Springtime poem (mine).

It’s springtime,

fling yourself
into the green
time, in the
meantime,
while there’s still
time, it’s clean
time, out with
what we don’t need
time, you know
what I mean:
let’s deem ourselves
better than fine,
let’s drink the last
sip of winter’s
wine.

gossamer dandelion

photo by Misha M. Johnson

“The Sun Inside” (yesterday’s poem) (mine).

The Sun Inside

Winter’s over, shake me out, wash me deep

for the first & final time, says the cheap

winter coat I bought for its greenness and for the love

of its fur I could see myself nesting inside

for so many months, my face a cold photograph

in a frame of fuzz, and the goat blood

on the pocket came out as if the whole ordeal

was just a bad dream I could return with free

shipping! That hairdresser was right, you know–

after the initial shock of loss, my hair grew back

faster than ever. And here I am with my cowboy boots

and my cowkid plaid & my broken wristwatch

in the first wet warm days of a Spring I thought

would stand me up like a hot bad date, & the ends

of my hair are light not from dye but from the sun inside.

Poem of April 10th (poem of today) (mine).

The Girl Who Was Winter

 

I don’t understand how a house is built, the piece-by-pieceness of it all.

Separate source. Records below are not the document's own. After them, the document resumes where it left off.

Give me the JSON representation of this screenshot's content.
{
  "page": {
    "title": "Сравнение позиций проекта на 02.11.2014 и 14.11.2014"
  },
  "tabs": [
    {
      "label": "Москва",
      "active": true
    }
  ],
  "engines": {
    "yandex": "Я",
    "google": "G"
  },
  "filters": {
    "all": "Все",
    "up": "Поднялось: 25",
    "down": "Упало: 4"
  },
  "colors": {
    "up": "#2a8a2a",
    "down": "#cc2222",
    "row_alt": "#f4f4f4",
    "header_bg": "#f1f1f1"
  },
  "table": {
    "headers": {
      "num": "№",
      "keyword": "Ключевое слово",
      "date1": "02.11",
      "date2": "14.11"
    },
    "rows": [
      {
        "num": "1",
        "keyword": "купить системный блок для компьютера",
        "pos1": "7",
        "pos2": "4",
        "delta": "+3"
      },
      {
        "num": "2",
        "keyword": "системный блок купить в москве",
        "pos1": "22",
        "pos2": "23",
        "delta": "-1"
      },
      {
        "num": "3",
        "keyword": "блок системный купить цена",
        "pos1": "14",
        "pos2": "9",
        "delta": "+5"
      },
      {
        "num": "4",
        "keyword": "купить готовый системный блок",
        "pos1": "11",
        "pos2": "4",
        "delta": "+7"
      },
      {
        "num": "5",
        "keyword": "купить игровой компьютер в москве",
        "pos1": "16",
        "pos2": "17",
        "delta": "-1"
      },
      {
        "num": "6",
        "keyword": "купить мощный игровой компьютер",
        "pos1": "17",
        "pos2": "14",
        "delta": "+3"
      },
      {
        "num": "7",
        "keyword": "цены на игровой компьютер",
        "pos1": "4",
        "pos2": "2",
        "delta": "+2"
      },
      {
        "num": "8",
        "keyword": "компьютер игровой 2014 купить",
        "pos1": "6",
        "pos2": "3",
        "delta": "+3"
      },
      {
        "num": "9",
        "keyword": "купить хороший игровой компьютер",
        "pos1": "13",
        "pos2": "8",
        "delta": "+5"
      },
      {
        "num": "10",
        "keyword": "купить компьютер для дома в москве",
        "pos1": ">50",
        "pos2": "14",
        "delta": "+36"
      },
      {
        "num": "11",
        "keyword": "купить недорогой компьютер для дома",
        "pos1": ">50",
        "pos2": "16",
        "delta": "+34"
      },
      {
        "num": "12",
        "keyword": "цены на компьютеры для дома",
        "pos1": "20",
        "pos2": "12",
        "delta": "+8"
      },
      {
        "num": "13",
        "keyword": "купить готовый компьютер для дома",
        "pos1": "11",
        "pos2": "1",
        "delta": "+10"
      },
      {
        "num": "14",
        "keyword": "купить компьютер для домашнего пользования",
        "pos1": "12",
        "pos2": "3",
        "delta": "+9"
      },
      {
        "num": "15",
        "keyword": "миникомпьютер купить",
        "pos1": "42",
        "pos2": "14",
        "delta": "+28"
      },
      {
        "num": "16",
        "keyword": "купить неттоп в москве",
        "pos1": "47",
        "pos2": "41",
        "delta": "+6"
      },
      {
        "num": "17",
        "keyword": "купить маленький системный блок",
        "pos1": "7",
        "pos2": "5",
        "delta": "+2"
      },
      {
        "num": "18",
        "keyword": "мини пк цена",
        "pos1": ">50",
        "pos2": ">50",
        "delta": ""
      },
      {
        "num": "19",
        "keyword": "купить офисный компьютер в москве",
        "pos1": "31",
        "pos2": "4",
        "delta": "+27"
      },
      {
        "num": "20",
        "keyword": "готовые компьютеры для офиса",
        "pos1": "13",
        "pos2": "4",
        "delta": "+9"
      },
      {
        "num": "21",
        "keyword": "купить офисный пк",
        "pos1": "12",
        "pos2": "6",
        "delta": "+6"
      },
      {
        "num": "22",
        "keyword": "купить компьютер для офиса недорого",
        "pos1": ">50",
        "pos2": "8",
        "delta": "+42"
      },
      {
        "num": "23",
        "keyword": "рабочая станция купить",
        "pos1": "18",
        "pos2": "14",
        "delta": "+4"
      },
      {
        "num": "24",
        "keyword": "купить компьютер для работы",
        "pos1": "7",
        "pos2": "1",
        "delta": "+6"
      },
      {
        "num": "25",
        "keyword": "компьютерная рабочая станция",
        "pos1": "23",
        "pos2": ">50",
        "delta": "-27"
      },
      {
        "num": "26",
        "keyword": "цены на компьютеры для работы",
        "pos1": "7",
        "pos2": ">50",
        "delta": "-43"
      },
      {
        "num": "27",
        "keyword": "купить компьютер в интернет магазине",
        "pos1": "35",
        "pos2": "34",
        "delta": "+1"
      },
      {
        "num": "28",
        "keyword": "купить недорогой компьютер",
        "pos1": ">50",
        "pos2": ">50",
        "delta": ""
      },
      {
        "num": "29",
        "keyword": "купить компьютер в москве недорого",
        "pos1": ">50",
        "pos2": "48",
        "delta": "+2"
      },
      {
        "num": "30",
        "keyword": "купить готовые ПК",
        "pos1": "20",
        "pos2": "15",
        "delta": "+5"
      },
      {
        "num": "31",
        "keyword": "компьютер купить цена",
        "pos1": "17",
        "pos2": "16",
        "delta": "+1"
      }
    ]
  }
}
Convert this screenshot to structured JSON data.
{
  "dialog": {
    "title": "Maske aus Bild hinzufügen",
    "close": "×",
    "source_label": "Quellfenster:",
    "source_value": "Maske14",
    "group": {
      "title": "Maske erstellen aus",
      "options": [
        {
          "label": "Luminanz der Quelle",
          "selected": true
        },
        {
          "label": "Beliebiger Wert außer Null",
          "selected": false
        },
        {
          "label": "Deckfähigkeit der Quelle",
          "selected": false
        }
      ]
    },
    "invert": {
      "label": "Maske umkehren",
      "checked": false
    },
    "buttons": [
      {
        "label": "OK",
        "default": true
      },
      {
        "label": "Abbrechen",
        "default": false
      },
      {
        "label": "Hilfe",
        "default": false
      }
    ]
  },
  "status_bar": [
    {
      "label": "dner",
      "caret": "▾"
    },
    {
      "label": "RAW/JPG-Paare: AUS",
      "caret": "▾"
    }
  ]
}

And why is a hamburger called that–it’s made of beef. Around here

people say “hamburg” and bang their boots together before swinging

their feet into the driver’s seat. Around here the streets are named

after families who still live on them. This I understand. And how quick

it takes a ram to mount a doe—I get it now. The world’s laid out

on the ground and everywhere I step, I step on it. I’m naming

each new season: after winter, white spring. Then mud, then spring,

then storage, then sticks, then logs. Then winter in her new fur coat

lasts long enough to answer everything. She’s the sweet caesura–

not the roadside flare lit as a cry for help, but the help itself.